# 05 Maxima Brake & Batt. lights on!



## kryan (Jun 12, 2005)

Hi all, first post here, nice site! The wife has the 2005 maxima, got it in April. Current problem as of yesterday is that the brake light and the battery light, both loc. under the tach, come on and stay on. I just started it and they both came on and stayed on again today. Yesterday when she came home and I looked at them for the first time, she said they were intermittently blinking, and in fact they were. Tryign to determine if is an error code thing or loose wireds etc... Have ya heard of this? If take to shop, will post here what they found. Regards, KR :cheers:


----------



## kryan (Jun 12, 2005)

*Brake/Batt. lights update*

Ok, just saw two diff people write about same exact thing. Looks like the Alt is the likely culprit...... saw this: "...And everyone please take note, when you see your Brake and Battery lights come on, the alternator is about to fail at any time and your vehicle will become completely disabled, wherever you may be. Make plans accordingly to avoid a serious outcome...." If you have different info, pls post it. Thx, KR






kryan said:


> Hi all, first post here, nice site! The wife has the 2005 maxima, got it in April. Current problem as of yesterday is that the brake light and the battery light, both loc. under the tach, come on and stay on. I just started it and they both came on and stayed on again today. Yesterday when she came home and I looked at them for the first time, she said they were intermittently blinking, and in fact they were. Tryign to determine if is an error code thing or loose wireds etc... Have ya heard of this? If take to shop, will post here what they found. Regards, KR :cheers:


----------



## am3rican (Feb 26, 2005)

kryan said:


> Hi all, first post here, nice site! The wife has the 2005 maxima, got it in April. Current problem as of yesterday is that the brake light and the battery light, both loc. under the tach, come on and stay on. I just started it and they both came on and stayed on again today. Yesterday when she came home and I looked at them for the first time, she said they were intermittently blinking, and in fact they were. Tryign to determine if is an error code thing or loose wireds etc... Have ya heard of this? If take to shop, will post here what they found. Regards, KR :cheers:


your car is covered under warranty, is it not?


----------



## kryan (Jun 12, 2005)

Hi am3rican, warranty, sure. Third problem in 2.5 months is a downer for the wife. She told me that the lights are on solid now, no more blinking, so maybe whatever it is (alt., etc...) is getgin worse and about to die. Will be fixed tommorow so will post results. Thx for reply. Regards.


----------



## brianw (Feb 25, 2004)

FWIW, blinking indiciates "pull over and check it out now!" while solid just indiciates a less-critical fault.

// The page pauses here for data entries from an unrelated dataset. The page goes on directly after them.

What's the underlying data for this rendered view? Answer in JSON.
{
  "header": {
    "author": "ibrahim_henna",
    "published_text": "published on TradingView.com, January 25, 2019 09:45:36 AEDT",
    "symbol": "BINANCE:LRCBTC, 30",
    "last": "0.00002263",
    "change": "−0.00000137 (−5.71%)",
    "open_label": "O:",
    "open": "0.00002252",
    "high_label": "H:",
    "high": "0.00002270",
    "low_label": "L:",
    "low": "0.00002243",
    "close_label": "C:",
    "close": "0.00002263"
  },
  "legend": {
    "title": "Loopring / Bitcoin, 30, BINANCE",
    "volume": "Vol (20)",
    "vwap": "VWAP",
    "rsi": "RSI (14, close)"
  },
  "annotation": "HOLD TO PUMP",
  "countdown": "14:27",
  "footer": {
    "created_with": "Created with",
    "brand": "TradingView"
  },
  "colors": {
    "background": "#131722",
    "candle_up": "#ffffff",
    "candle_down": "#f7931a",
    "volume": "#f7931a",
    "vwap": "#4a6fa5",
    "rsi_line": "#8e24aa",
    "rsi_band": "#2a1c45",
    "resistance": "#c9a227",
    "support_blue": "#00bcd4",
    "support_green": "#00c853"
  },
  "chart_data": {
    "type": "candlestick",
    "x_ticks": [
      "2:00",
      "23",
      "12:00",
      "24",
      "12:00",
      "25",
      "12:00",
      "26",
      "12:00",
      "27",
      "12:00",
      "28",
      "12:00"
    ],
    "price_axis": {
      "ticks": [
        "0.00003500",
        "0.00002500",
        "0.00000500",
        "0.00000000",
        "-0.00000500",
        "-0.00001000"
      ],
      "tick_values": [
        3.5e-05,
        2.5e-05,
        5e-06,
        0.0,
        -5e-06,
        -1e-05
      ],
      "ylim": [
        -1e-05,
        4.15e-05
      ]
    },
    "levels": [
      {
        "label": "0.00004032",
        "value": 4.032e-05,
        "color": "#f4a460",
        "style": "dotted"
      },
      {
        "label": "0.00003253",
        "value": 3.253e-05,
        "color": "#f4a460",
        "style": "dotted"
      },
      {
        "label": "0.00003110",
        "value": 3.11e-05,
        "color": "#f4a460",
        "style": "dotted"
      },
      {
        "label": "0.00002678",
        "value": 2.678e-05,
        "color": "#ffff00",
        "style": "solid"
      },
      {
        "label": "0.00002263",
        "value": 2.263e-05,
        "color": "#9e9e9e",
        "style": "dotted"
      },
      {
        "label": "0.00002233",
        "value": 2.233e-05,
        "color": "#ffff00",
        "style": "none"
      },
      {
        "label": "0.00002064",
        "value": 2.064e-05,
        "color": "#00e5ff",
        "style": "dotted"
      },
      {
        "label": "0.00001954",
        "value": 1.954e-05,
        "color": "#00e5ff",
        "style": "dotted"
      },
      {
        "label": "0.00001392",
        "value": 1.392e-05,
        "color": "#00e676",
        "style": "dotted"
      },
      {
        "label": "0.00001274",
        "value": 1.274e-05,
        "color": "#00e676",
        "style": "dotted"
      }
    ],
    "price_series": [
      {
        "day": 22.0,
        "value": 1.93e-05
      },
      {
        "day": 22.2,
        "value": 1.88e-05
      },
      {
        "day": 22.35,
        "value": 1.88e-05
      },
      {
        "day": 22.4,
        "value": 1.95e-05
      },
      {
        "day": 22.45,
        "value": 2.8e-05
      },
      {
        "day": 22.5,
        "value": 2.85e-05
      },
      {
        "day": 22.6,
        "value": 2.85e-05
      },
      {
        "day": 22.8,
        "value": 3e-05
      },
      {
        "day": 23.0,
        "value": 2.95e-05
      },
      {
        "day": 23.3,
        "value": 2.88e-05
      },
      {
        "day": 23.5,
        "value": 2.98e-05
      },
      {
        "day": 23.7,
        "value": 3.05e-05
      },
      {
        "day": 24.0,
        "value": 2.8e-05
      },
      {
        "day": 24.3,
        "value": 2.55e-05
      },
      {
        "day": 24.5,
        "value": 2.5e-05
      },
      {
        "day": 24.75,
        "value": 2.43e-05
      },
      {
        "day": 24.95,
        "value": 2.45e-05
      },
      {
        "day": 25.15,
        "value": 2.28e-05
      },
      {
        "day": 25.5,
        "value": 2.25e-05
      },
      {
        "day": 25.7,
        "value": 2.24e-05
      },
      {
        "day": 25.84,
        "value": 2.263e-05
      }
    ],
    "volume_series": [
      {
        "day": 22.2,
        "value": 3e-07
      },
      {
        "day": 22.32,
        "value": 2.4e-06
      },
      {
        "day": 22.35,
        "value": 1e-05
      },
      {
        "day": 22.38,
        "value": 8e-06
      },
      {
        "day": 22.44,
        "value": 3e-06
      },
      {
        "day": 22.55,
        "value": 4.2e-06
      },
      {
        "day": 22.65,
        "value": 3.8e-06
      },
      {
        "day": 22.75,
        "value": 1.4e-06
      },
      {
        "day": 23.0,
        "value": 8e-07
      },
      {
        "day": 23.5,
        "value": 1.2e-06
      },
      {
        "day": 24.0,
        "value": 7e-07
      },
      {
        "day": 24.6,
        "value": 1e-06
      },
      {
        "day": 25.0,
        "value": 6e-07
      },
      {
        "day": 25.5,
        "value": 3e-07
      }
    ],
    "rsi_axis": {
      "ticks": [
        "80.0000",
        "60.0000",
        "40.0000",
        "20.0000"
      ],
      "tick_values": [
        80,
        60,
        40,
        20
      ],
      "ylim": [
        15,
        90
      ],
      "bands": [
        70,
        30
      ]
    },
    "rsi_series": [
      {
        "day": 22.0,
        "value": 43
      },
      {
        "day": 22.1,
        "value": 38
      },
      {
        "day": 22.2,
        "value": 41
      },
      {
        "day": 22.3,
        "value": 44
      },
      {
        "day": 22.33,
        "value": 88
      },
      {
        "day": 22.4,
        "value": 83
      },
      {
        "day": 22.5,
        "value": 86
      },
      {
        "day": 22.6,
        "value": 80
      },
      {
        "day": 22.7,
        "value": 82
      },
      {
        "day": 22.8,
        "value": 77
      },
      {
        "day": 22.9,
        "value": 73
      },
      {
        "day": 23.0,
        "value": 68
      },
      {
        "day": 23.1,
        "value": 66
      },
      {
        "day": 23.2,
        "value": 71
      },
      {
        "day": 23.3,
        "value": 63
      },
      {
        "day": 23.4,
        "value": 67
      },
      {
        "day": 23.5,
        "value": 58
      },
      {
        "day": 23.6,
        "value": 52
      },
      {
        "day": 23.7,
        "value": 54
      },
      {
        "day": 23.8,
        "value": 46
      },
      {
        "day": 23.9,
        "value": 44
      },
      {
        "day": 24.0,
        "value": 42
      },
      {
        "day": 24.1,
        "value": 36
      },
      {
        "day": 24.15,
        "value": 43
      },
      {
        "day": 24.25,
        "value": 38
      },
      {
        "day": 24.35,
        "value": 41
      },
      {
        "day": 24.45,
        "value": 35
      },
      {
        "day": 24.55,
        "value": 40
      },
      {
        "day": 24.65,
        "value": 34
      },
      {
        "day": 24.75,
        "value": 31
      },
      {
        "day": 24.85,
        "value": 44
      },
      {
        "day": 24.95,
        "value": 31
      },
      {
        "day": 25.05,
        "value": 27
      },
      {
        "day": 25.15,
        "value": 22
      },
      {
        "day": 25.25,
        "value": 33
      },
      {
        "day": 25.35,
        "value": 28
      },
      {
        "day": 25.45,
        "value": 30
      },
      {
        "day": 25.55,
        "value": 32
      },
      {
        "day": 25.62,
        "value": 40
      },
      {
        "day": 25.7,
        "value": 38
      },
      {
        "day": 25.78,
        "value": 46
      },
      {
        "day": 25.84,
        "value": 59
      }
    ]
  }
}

Normally, anyway. If the alternator is about to go, get it done ASAP less you be stranded on the side of the road.


----------



## kryan (Jun 12, 2005)

Thx Brian, yeah actually they blinked erratically first, then Sunday and eartly yesterday morning they were both on solid, and sure enough, the car died as she pulled onto a major roadway, luckily she was able to park it safely and call AAA for the tow to dealer. They said it IS the Alt, and had one over nighted for install today. (Dlr was more than rude about it too but thats a different story. Will see if they are rude to ME as opp. to my wife, when I go there to get it!) Certainly hope this is the last of the issues with this Maxima. Thx for yours and others replies


----------



## am3rican (Feb 26, 2005)

kryan said:


> Thx Brian, yeah actually they blinked erratically first, then Sunday and eartly yesterday morning they were both on solid, and sure enough, the car died as she pulled onto a major roadway, luckily she was able to park it safely and call AAA for the tow to dealer. They said it IS the Alt, and had one over nighted for install today. (Dlr was more than rude about it too but thats a different story. Will see if they are rude to ME as opp. to my wife, when I go there to get it!) Certainly hope this is the last of the issues with this Maxima. Thx for yours and others replies


If you are having the same problems repeatedly, i suggest making a lemon claim


----------